A apresentação clínica ocorre geralmente dentro de horas, dias ou semanas após o nascimento. Os indivíduos com a doença apresentam geralmente falta de apetite, vómitos, letargia, irritabilidade, hipotonia e dermatite esfoliativa. Metabolicamente, eles têm acidose ceto-lática, acidémia (-úria) orgânica e hiperamonemia. Sem tratamento, as crianças afetadas podem evoluir para epilepsia refratária, edema cerebral e coma. Estas crianças desenvolvem muitas vezes atraso do crescimento e do desenvolvimento.
A deficiência da holocarboxilase sintetase é causada por mutações no gene HLCS i> (21q22.1), resultando em atividade reduzida da HCS. Esta enzima é importante na ligação covalente da biotina às várias carboxilases dependentes de biotina que requerem a vitamina para a atividade. A incapacidade de ligação à biotina resulta em deficiência de múltiplas carboxilases e na acumulação de vários ácidos orgânicos anormais específicos. Alguns indivíduos afetados são identificados através do rastreio neonatal pela demonstração de ácidos orgânicos anormais, consistente com deficiência de carboxilases múltiplas.
O diagnóstico é baseado nos sinais clínicos e anomalias típicas dos ácidos orgânicos. Podem ser realizados testes de confirmação, demonstrando atividade deficiente de HCS em leucócitos ou fibroblastos ou por análise de mutações.
As doenças a serem consideradas no diagnóstico diferencial com base nos ácidos orgânicos incluem deficiência de biotinidase (ver este termo) e deficiência de carboxilase isolada ; baseadas na hiperamonemia, incluem defeitos do ciclo da ureia (ver este termo), e com base no compromisso neurológico e convulsões no período neonatal incluem sepsis e outras doenças metabólicas congénitas.

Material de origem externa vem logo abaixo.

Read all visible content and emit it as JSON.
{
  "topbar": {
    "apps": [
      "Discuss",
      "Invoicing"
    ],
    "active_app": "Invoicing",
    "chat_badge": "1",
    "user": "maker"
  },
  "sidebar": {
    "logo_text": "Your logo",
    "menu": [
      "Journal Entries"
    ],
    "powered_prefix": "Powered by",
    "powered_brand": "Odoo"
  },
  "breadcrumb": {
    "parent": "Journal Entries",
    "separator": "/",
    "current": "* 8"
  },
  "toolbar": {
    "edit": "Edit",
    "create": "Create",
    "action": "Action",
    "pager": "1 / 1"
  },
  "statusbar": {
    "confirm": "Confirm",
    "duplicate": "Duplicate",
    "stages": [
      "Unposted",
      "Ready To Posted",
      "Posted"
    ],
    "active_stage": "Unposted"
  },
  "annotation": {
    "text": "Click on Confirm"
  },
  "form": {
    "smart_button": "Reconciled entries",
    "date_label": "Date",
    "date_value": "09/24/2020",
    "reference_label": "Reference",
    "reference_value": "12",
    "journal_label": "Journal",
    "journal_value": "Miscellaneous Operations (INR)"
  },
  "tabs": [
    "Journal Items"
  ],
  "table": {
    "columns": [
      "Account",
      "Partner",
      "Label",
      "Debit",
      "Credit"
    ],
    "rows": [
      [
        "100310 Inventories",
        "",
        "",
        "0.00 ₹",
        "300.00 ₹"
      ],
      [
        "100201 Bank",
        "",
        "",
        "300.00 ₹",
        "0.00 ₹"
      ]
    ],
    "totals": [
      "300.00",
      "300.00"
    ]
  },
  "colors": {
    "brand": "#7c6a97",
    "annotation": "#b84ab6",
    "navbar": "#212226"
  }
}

O diagnóstico pré-natal pode ser realizado por análise de ácidos orgânicos por meio de técnicas de diluição de isótopos estáveis no líquido amniótico, determinação da atividade enzimática da HCS em amniócitos, ou pesquisa de mutações no ADN de biópsia de vilosidades coriónicas ou amniocentese.
A deficiência da HCS é transmitida de forma autossómica recessiva. O aconselhamento genético está disponível para as famílias que têm crianças com a doença. Os irmãos das crianças afetadas provavelmente não terão a doença, pois já teriam desenvolvido sintomas, mas podem ser portadores.
O principal tratamento para a deficiência de HCS é a suplementação de biotina livre, que pode melhorar o estado clínico dos indivíduos sintomáticos com a deficiência enzimática e evitar o desenvolvimento de alguns ou todos os sintomas em indivíduos assintomáticos com a doença. O tratamento deve ser iniciado o mais cedo possível após o diagnóstico e deve ser continuado ao longo da vida. Os indivíduos afetados devem vigiar a ocorrência de complicações tardias, e a adesão à terapêutica. O tratamento atempado e continuado faz com que seja possível reduzir consideravelmente os sintomas, embora alguns doentes desenvolvam complicações, apesar do tratamento adequado, muitas vezes exigindo doses mais elevadas de biotina.
Na ausência de diagnóstico precoce e tratamento, a mortalidade é alta. A morbilidade nos indivíduos afetados sobreviventes depende do momento do diagnóstico e do grau de danos relacionados com as crises metabólicas.